In the case of the rave promoters accused of bilking the L.A. Coliseum out of more than a million dollars, they get to keep a little of their own money.
Some of the assets of Pasquale Rotella and Reza Gerami, rival promoters who held electronic dance music parties at the Coliseum and L.A. Sports Arena next door, were frozen after they were charged with embezzlement in a case that essentially accuses the duo of paying a Coliseum manager venue fees on the side.
Today a judge said that …
… Rotella could have access to $300,000 of his otherwise frozen cash ($1.7 million) and that Gerami could have $60,000 of his locked-up assets ($372,624).

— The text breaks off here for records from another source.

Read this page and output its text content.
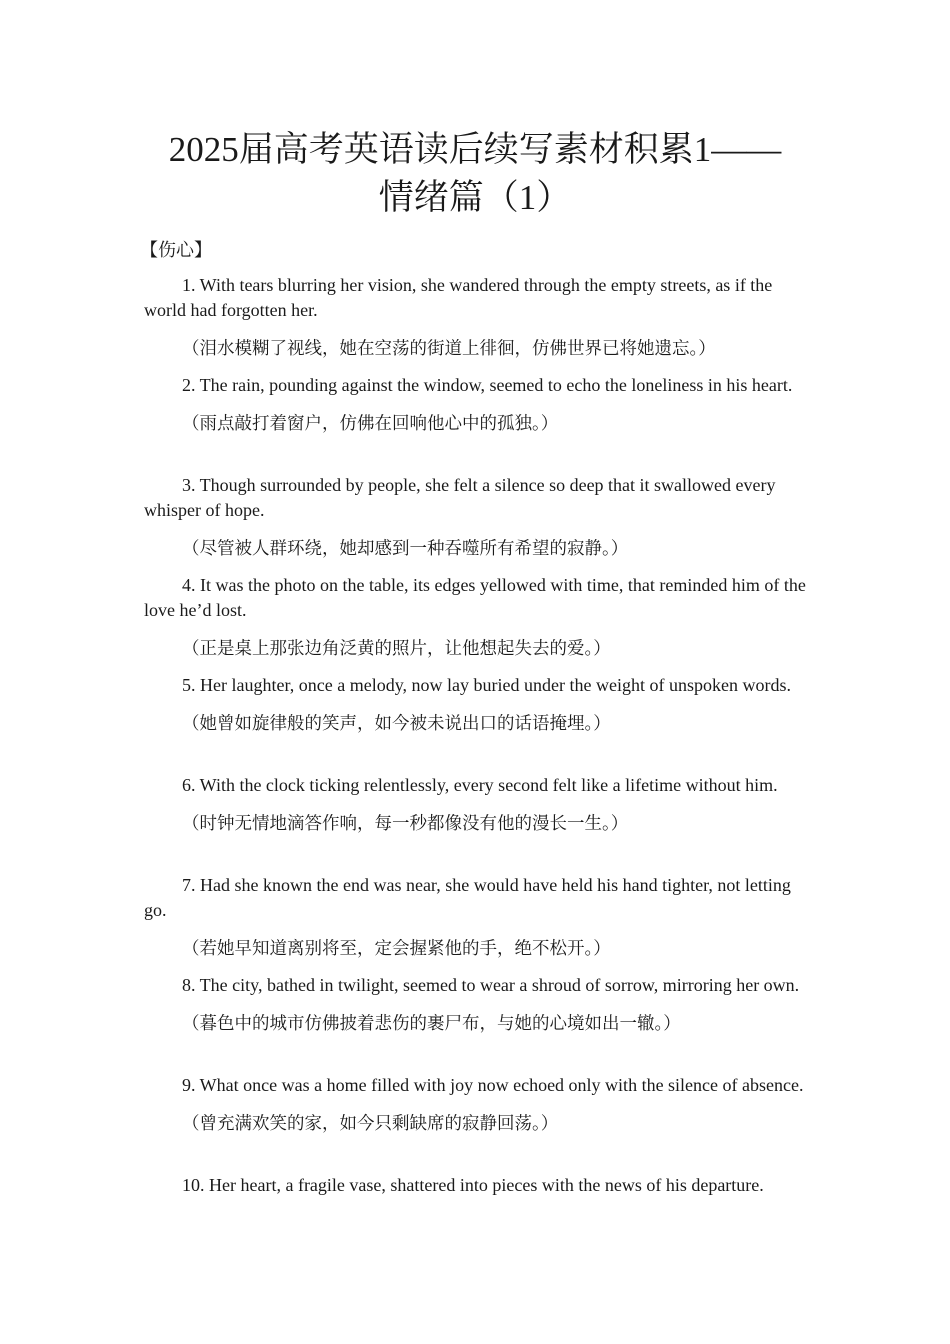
2025届高考英语读后续写素材积累1——
情绪篇（1）

【伤心】

1. With tears blurring her vision, she wandered through the empty streets, as if the world had forgotten her.

（泪水模糊了视线，她在空荡的街道上徘徊，仿佛世界已将她遗忘。）

2. The rain, pounding against the window, seemed to echo the loneliness in his heart.

（雨点敲打着窗户，仿佛在回响他心中的孤独。）

3. Though surrounded by people, she felt a silence so deep that it swallowed every whisper of hope.

（尽管被人群环绕，她却感到一种吞噬所有希望的寂静。）

4. It was the photo on the table, its edges yellowed with time, that reminded him of the love he’d lost.

（正是桌上那张边角泛黄的照片，让他想起失去的爱。）

5. Her laughter, once a melody, now lay buried under the weight of unspoken words.

（她曾如旋律般的笑声，如今被未说出口的话语掩埋。）

6. With the clock ticking relentlessly, every second felt like a lifetime without him.

（时钟无情地滴答作响，每一秒都像没有他的漫长一生。）

7. Had she known the end was near, she would have held his hand tighter, not letting go.

（若她早知道离别将至，定会握紧他的手，绝不松开。）

8. The city, bathed in twilight, seemed to wear a shroud of sorrow, mirroring her own.

（暮色中的城市仿佛披着悲伤的裹尸布，与她的心境如出一辙。）

9. What once was a home filled with joy now echoed only with the silence of absence.

（曾充满欢笑的家，如今只剩缺席的寂静回荡。）

10. Her heart, a fragile vase, shattered into pieces with the news of his departure.
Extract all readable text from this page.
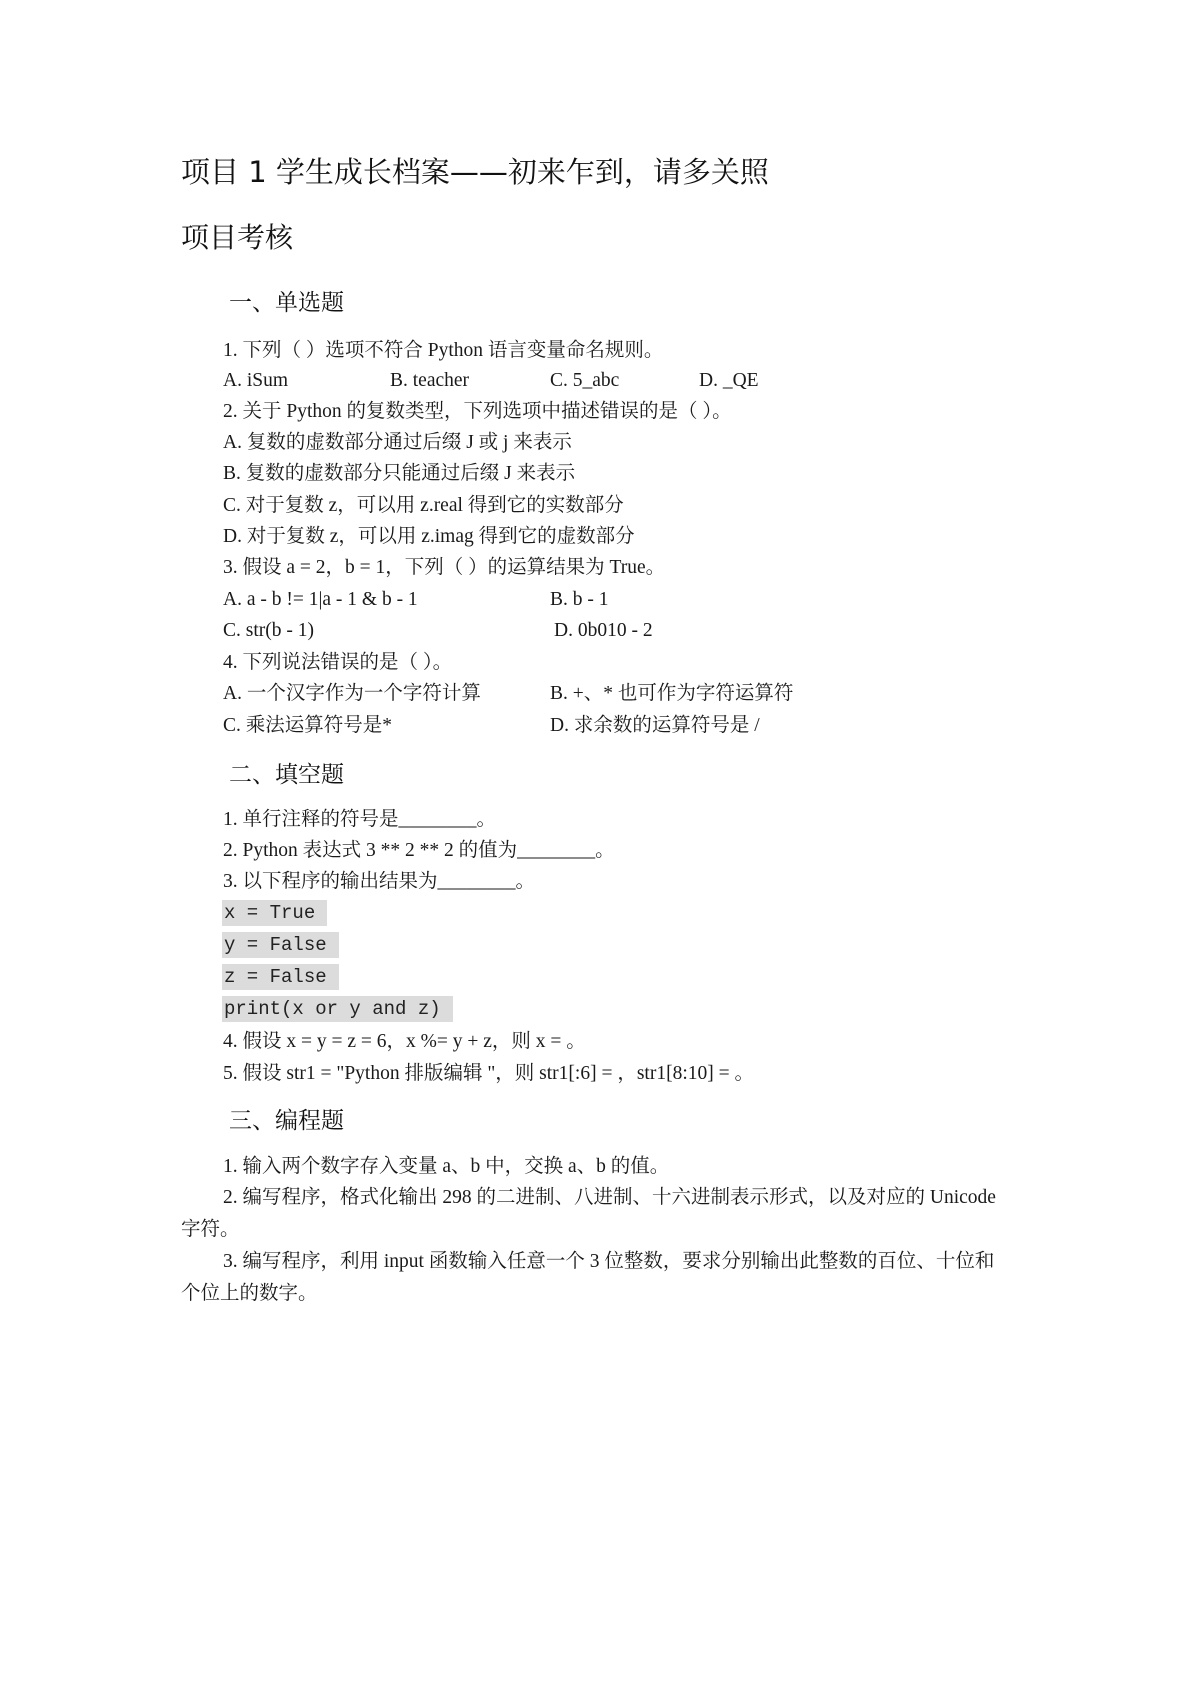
项目 1 学生成长档案——初来乍到，请多关照
项目考核
一、单选题
1. 下列（ ）选项不符合 Python 语言变量命名规则。
A. iSum	B. teacher	C. 5_abc	D. _QE
2. 关于 Python 的复数类型，下列选项中描述错误的是（ ）。
A. 复数的虚数部分通过后缀 J 或 j 来表示
B. 复数的虚数部分只能通过后缀 J 来表示
C. 对于复数 z，可以用 z.real 得到它的实数部分
D. 对于复数 z，可以用 z.imag 得到它的虚数部分
3. 假设 a = 2，b = 1，下列（ ）的运算结果为 True。
A. a - b != 1|a - 1 & b - 1	B. b - 1
C. str(b - 1)	D. 0b010 - 2
4. 下列说法错误的是（ ）。
A. 一个汉字作为一个字符计算	B. +、* 也可作为字符运算符
C. 乘法运算符号是*	D. 求余数的运算符号是 /
二、填空题
1. 单行注释的符号是________。
2. Python 表达式 3 ** 2 ** 2 的值为________。
3. 以下程序的输出结果为________。
x = True
y = False
z = False
print(x or y and z)
4. 假设 x = y = z = 6，x %= y + z，则 x = 。
5. 假设 str1 = "Python 排版编辑 "，则 str1[:6] = ，str1[8:10] = 。
三、编程题
1. 输入两个数字存入变量 a、b 中，交换 a、b 的值。
2. 编写程序，格式化输出 298 的二进制、八进制、十六进制表示形式，以及对应的 Unicode 字符。
3. 编写程序，利用 input 函数输入任意一个 3 位整数，要求分别输出此整数的百位、十位和个位上的数字。
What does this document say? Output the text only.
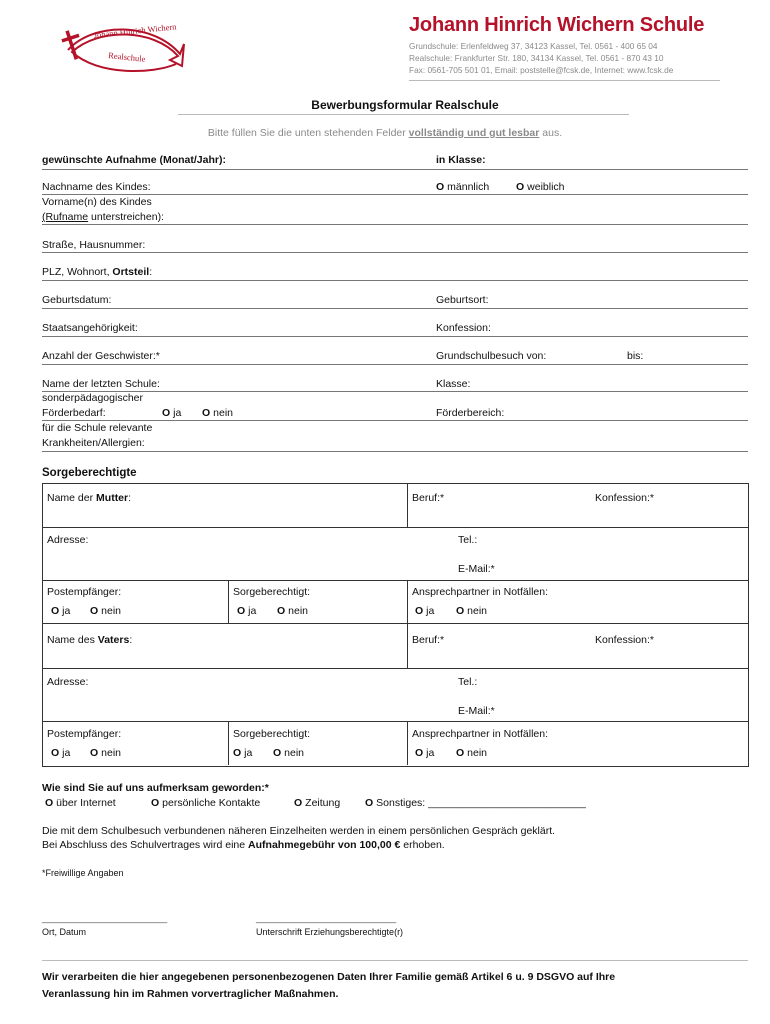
Johann Hinrich Wichern
Realschule
Johann Hinrich Wichern Schule
Grundschule: Erlenfeldweg 37, 34123 Kassel, Tel. 0561 - 400 65 04
Realschule: Frankfurter Str. 180, 34134 Kassel, Tel. 0561 - 870 43 10
Fax: 0561-705 501 01, Email: poststelle@fcsk.de, Internet: www.fcsk.de
Bewerbungsformular Realschule
Bitte füllen Sie die unten stehenden Felder vollständig und gut lesbar aus.
gewünschte Aufnahme (Monat/Jahr):	in Klasse:
Nachname des Kindes:	O männlich	O weiblich
Vorname(n) des Kindes
(Rufname unterstreichen):
Straße, Hausnummer:
PLZ, Wohnort, Ortsteil:
Geburtsdatum:	Geburtsort:
Staatsangehörigkeit:	Konfession:
Anzahl der Geschwister:*	Grundschulbesuch von:	bis:
Name der letzten Schule:	Klasse:
sonderpädagogischer
Förderbedarf:	O ja O nein	Förderbereich:
für die Schule relevante
Krankheiten/Allergien:
Sorgeberechtigte
Name der Mutter:	Beruf:*	Konfession:*
Adresse:	Tel.:
E-Mail:*
Postempfänger:
O ja O nein
Sorgeberechtigt:
O ja O nein
Ansprechpartner in Notfällen:
O ja O nein
Name des Vaters:	Beruf:*	Konfession:*
Adresse:	Tel.:
E-Mail:*
Postempfänger:
O ja O nein
Sorgeberechtigt:
O ja O nein
Ansprechpartner in Notfällen:
O ja O nein
Wie sind Sie auf uns aufmerksam geworden:*
O über Internet	O persönliche Kontakte	O Zeitung O Sonstiges: ___________________________
Die mit dem Schulbesuch verbundenen näheren Einzelheiten werden in einem persönlichen Gespräch geklärt.
Bei Abschluss des Schulvertrages wird eine Aufnahmegebühr von 100,00 € erhoben.
*Freiwillige Angaben
_________________________	____________________________
Ort, Datum	Unterschrift Erziehungsberechtigte(r)
Wir verarbeiten die hier angegebenen personenbezogenen Daten Ihrer Familie gemäß Artikel 6 u. 9 DSGVO auf Ihre
Veranlassung hin im Rahmen vorvertraglicher Maßnahmen.
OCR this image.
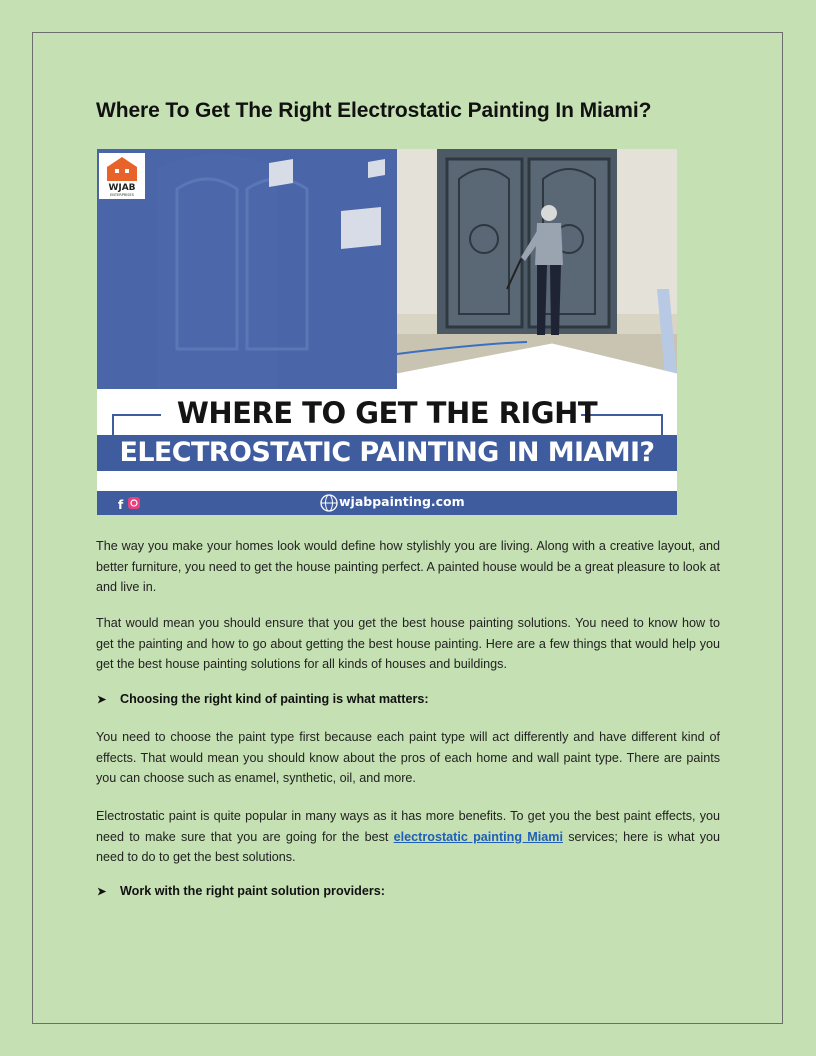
Where To Get The Right Electrostatic Painting In Miami?
f

WJAB

ENTERPRISES

WHERE TO GET THE RIGHT

ELECTROSTATIC PAINTING IN MIAMI?

wjabpainting.com

The way you make your homes look would define how stylishly you are living. Along with a creative layout, and better furniture, you need to get the house painting perfect. A painted house would be a great pleasure to look at and live in.

That would mean you should ensure that you get the best house painting solutions. You need to know how to get the painting and how to go about getting the best house painting. Here are a few things that would help you get the best house painting solutions for all kinds of houses and buildings.

➤	Choosing the right kind of painting is what matters:

You need to choose the paint type first because each paint type will act differently and have different kind of effects. That would mean you should know about the pros of each home and wall paint type. There are paints you can choose such as enamel, synthetic, oil, and more.

Electrostatic paint is quite popular in many ways as it has more benefits. To get you the best paint effects, you need to make sure that you are going for the best electrostatic painting Miami services; here is what you need to do to get the best solutions.

➤	Work with the right paint solution providers:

Attorneys for the defendants have claimed that Coliseum events manager Todd DeStefano took the payments and was responsible for what was done with them.
Rotella's lawyer, Gary Kaufman:
No one has … ever had any of their assets frozen as a result of monies they paid (to someone else).
Still, frozen they (mostly) remain.
The case against the promoters stems to 2008 when, prosecutors say, the duo began paying DeStefano what ultimately amounted to $1.8 million on the side — money they argue should have gone to the publicly run Coliseum.
The two are also charged with bribery.
The scandal blew up last year after the Los Angeles Times noticed, as did we, the coziness Rotella and his promotion company, Insomniac Events, had with Coliseum management.
At the time he was lobbying hard to keep his events at the Coliseum and its sister venue, the L.A. Sports Arena. A 15-year-old girl died of an ecstasy overdosing after attending Insomniac's Electric Daisy Carnival in the summer of 2010, prompting officials such as L.A. Mayor Antonio Villaraigosa to question the wisdom of allowing raves at the venues.
The Times reported that DeStefano has been running a couple of side businesses that allegedly took payments from companies holding events at the Coliseum.
Whether or not, however, the money handed over by the rave promoters was simply for DeStefano's moonlighting — or if they believed that he was taking the payments in his role as a Coliseum official — remains to be seen.